DESCRIPTION: HIV associated neurocognitive disorders (HAND) remain prevalent (~50%) despite remarkably improved patient survival due to improved antiretroviral therapy (ART) regimens. In HAND, CNS neuroinflammation & oxidative stress persist despite ART and continue to contribute to neuropathogenesis, which emphasizes the critical need for identifying host targets for adjunctive therapy for HAND prevention. We recently identified the cellular detoxifying/antioxidant enzyme, heme oxygenase-1 (HO-1), as such a target and we have demonstrated a significant deficiency of HO-1 expression in brain tissue from individuals with HAND. We also identified the recently FDA-approved CNS-penetrating multiple sclerosis drug (dimethyl fumarate/DMF/Tecfidera(R)), which stimulates HO-1 expression, as a unique candidate neuroprotectant for prevention of HAND. We propose to define the association between brain HIV-1 infection, HO-1 expression and HAND, and to establish a proof-of-concept therapeutic link to HO-1 induction as an adjunctive approach for HAND neuroprotection in a pilot dimethyl fumarate/DMF-treatment study of SIV-infected macques. Using our in vitro HIV neurodegeneration model we showed that HO-1 acts as a specific suppressor of HIV- induced neurodegeneration and that dimethyl fumarate/DMF induction of HO-1 is highly neuroprotective. Through analysis of autopsied brain tissue specimens (dorsolateral frontal cortex) from more than 150 HIV+ individuals, we found a significant deficiency of HO-1 expression and showed that this HO-1 deficiency correlates with neurocognitive (executive) dysfunction. Thus, HO-1 brain deficiency is directly linked with neurocognitive dysfunction in HIV-infected individuals, and a therapeutic approach that potentially can correct this deficiency and improve neurocognitive outcomes is at hand. We hypothesize that HIV-mediated suppression of brain HO-1 expression contributes to neuropathogenesis of HAND and that induction of HO-1 expression with dimethyl fumarate/DMF in ART-treated HIV+ individuals can limit the neuroinflammation, neurodegeneration and neurocognitive decline associated with HAND. We will determine: 1) correlations between regional brain HO-1 expression, immune activation, viral load, and neurocognitive performance in HIV+ individuals~ 2) mechanisms of HO-1 dysregulation by HIV~ and 3) whether DMF treatment alters HO-1 expression, neuroimmune activation, and neuropathogenesis of brain SIV infection in macaques.

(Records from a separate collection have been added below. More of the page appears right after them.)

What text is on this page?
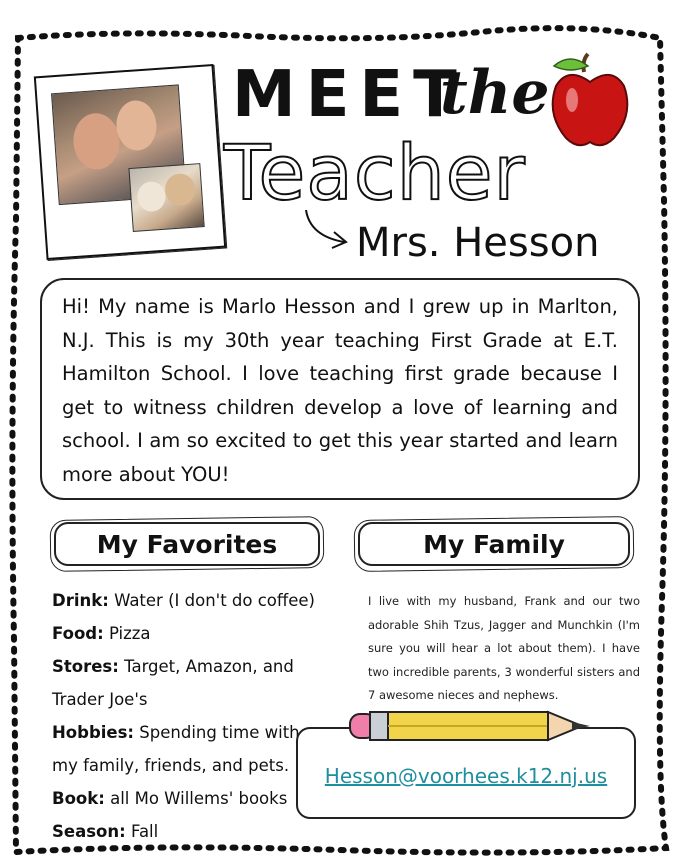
MEET
the
Teacher
Mrs. Hesson

Hi! My name is Marlo Hesson and I grew up in Marlton, N.J. This is my 30th year teaching First Grade at E.T. Hamilton School. I love teaching first grade because I get to witness children develop a love of learning and school. I am so excited to get this year started and learn more about YOU!

My Favorites	My Family
Drink: Water (I don't do coffee)
Food: Pizza
Stores: Target, Amazon, and Trader Joe's
Hobbies: Spending time with my family, friends, and pets.
Book: all Mo Willems' books
Season: Fall

I live with my husband, Frank and our two adorable Shih Tzus, Jagger and Munchkin (I'm sure you will hear a lot about them). I have two incredible parents, 3 wonderful sisters and 7 awesome nieces and nephews.

Hesson@voorhees.k12.nj.us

描述：尽管抗逆转录病毒治疗 (ART) 方案的改进显着提高了患者的生存率，但 HIV 相关的神经认知障碍 (HAND) 仍然普遍存在 (~50%)。 在 HAND 中，尽管接受了 ART，中枢神经系统神经炎症和氧化应激仍然存在，并继续促进神经发病机制，这强调了确定宿主靶点以用于预防 HAND 辅助治疗的迫切需要。我们最近确定了细胞解毒/抗氧化酶血红素加氧酶-1 (HO-1) 作为这样的靶标，并且我们已经证明 HAND 患者的脑组织中 HO-1 表达存在显着缺陷。 我们还确定了最近 FDA 批准的中枢神经系统穿透性多发性硬化症药物（富马酸二甲酯/DMF/Tecfidera(R)），它可以刺激 HO-1 表达，作为预防 HAND 的独特候选神经保护剂。 我们建议定义大脑 HIV-1 感染、HO-1 表达和 HAND 之间的关联，并建立与 HO-1 诱导的概念验证治疗联系，作为 SIV 感染猕猴的富马酸二甲酯/DMF 治疗试验研究中 HAND 神经保护的辅助方法。 使用我们的体外 HIV 神经变性模型，我们表明 HO-1 作为 HIV 诱导的神经变性的特异性抑制剂，并且富马酸二甲酯/DMF 诱导的 HO-1 具有高度的神经保护作用。 通过对 150 多名 HIV+ 个体的尸检脑组织标本（背外侧额叶皮层）进行分析，我们发现 HO-1 表达存在显着缺陷，并表明该 HO-1 缺乏与神经认知（执行）功能障碍相关。 因此，HO-1 大脑缺陷与 HIV 感染者的神经认知功能障碍直接相关，并且一种可能纠正这种缺陷并改善神经认知结果的治疗方法即将到来。 我们假设 HIV 介导的大脑 HO-1 表达抑制有助于 HAND 的神经发病机制，并且在接受 ART 治疗的 HIV+ 个体中用富马酸二甲酯/DMF 诱导 HO-1 表达可以限制与 HAND 相关的神经炎症、神经变性和神经认知衰退。 我们将确定：1）HIV+个体中区域大脑HO-1表达、免疫激活、病毒载量和神经认知表现之间的相关性~2）HIV导致HO-1失调的机制~以及3）DMF治疗是否改变猕猴脑部SIV感染的HO-1表达、神经免疫激活和神经发病机制。